Fist, let's import the data.
gdURL <- "http://www.stat.ubc.ca/~jenny/notOcto/STAT545A/examples/gapminder/data/gapminderDataFiveYear.txt"
gDat <- read.delim(file = gdURL)
Let's study the 2 variables, continent and GDP per capita.
The first thing we want to know is the minimum and the maximum GDP per capita of each continent.
minandmaxgdpByCont <- ddply(gDat, ~continent, summarize, mingdpPercap = min(gdpPercap),
maxgdpPercap = max(gdpPercap))
Let's sort the minimum GDP per capital.
minandmaxgdpByCont <- arrange(minandmaxgdpByCont, mingdpPercap)
And the table is like this:
minandmaxgdpByCont <- xtable(minandmaxgdpByCont)
print(minandmaxgdpByCont, type = "html", include.rownames = TRUE)
| continent | mingdpPercap | maxgdpPercap | |
|---|---|---|---|
| 1 | Africa | 241.17 | 21951.21 |
| 2 | Asia | 331.00 | 113523.13 |
| 3 | Europe | 973.53 | 49357.19 |
| 4 | Americas | 1201.64 | 42951.65 |
| 5 | Oceania | 10039.60 | 34435.37 |
Then, let's sort the maximum GDP per capital.

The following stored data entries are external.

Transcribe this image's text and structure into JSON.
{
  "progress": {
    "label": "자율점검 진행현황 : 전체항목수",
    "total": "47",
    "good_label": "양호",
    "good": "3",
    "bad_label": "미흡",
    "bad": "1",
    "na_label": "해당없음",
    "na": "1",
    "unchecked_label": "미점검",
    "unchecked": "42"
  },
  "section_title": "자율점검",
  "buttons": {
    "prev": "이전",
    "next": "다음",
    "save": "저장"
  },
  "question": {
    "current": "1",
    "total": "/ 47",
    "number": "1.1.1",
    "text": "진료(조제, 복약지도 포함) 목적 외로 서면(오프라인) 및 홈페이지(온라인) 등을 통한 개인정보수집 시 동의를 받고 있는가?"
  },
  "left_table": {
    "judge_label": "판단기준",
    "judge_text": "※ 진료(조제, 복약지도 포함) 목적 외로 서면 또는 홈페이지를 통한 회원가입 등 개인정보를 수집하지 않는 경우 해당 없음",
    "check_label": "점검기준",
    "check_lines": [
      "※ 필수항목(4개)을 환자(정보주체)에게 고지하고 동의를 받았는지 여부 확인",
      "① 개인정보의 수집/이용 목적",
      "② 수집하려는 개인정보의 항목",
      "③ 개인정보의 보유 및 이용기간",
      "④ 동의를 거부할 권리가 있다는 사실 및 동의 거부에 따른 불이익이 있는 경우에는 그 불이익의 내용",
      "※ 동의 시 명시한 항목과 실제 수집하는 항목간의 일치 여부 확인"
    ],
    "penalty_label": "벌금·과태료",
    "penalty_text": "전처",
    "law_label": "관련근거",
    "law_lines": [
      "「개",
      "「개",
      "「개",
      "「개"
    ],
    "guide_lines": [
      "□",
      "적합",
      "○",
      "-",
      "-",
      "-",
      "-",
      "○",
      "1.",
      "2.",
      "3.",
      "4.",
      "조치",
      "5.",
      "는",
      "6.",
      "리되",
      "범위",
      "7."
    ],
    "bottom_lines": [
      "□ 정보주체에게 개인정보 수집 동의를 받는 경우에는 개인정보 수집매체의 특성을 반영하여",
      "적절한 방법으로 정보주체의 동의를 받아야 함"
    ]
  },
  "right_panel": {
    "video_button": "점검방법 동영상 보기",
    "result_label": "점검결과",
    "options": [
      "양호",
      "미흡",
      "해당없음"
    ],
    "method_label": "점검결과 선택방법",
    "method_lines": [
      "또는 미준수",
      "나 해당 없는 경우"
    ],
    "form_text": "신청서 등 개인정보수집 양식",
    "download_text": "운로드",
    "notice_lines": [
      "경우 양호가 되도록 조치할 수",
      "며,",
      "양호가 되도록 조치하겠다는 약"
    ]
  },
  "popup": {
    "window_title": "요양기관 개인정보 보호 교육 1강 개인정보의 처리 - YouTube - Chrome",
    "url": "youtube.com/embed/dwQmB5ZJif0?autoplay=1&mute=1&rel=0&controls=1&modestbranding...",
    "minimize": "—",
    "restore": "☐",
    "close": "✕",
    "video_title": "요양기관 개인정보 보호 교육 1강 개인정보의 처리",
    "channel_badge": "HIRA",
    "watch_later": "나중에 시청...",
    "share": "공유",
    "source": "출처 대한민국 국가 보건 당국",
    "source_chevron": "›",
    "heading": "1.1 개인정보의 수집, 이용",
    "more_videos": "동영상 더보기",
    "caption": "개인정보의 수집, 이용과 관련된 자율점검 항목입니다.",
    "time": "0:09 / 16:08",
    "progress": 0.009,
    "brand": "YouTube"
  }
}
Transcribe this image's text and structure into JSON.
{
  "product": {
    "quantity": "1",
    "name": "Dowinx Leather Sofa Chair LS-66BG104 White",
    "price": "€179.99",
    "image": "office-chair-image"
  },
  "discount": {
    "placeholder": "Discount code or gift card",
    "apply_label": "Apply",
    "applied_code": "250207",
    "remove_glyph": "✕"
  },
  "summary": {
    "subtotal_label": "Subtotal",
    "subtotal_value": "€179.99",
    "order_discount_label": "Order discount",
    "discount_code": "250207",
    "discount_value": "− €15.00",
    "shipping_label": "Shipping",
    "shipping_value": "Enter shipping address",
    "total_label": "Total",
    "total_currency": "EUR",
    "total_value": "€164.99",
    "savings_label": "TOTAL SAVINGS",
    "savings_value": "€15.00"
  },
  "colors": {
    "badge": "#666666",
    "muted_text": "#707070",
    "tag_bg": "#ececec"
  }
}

minandmaxgdpByCont <- arrange(minandmaxgdpByCont, maxgdpPercap)
And the table is:
print(minandmaxgdpByCont, type = "html", include.rownames = TRUE)
| continent | mingdpPercap | maxgdpPercap | |
|---|---|---|---|
| 1 | Africa | 241.17 | 21951.21 |
| 2 | Oceania | 10039.60 | 34435.37 |
| 3 | Americas | 1201.64 | 42951.65 |
| 4 | Europe | 973.53 | 49357.19 |
| 5 | Asia | 331.00 | 113523.13 |
From these two tables, we can see that the rankings of continents are quite different, especially for Asia. Asia has the very low minimum GDP per capital but a very high maximum GDP per captial. One reason may be some countries in Asia are undeveloped, while some are highly developed.
The next thing we want to know is the spread of GDP per capita within the continents.
spreadgdpByCont <- ddply(gDat, ~continent, summarize, SDgdpPercap = sd(gdpPercap),
VARgdpPercap = var(gdpPercap), MEgdpPercap = mad(gdpPercap), IQRgdpPercap = IQR(gdpPercap))
And let's sort the variance of GDP per capita.
spreadgdpByCont <- arrange(spreadgdpByCont, VARgdpPercap)
And the table is:
spreadgdpByCont <- xtable(spreadgdpByCont)
print(spreadgdpByCont, type = "html", include.rownames = TRUE)
| continent | SDgdpPercap | VARgdpPercap | MEgdpPercap | IQRgdpPercap | |
|---|---|---|---|---|---|
| 1 | Africa | 2827.93 | 7997187.31 | 775.32 | 1616.17 |
| 2 | Oceania | 6358.98 | 40436668.87 | 6459.10 | 8072.26 |
| 3 | Americas | 6396.76 | 40918591.10 | 3269.33 | 4402.43 |
| 4 | Europe | 9355.21 | 87520019.60 | 8846.05 | 13248.30 |
| 5 | Asia | 14045.37 | 197272505.85 | 2820.83 | 7492.26 |
And let's sort the median of GDP per capita.
spreadgdpByCont <- arrange(spreadgdpByCont, MEgdpPercap)
And the table is:
print(spreadgdpByCont, type = "html", include.rownames = TRUE)
| continent | SDgdpPercap | VARgdpPercap | MEgdpPercap | IQRgdpPercap | |
|---|---|---|---|---|---|
| 1 | Africa | 2827.93 | 7997187.31 | 775.32 | 1616.17 |
| 2 | Asia | 14045.37 | 197272505.85 | 2820.83 | 7492.26 |
| 3 | Americas | 6396.76 | 40918591.10 | 3269.33 | 4402.43 |
| 4 | Oceania | 6358.98 | 40436668.87 | 6459.10 | 8072.26 |
| 5 | Europe | 9355.21 | 87520019.60 | 8846.05 | 13248.30 |
The rankings of continents in these two tables are also very different. And we are not surprised to see Asia has a very high variance of GDP per capita but a very low median of GDP per capita.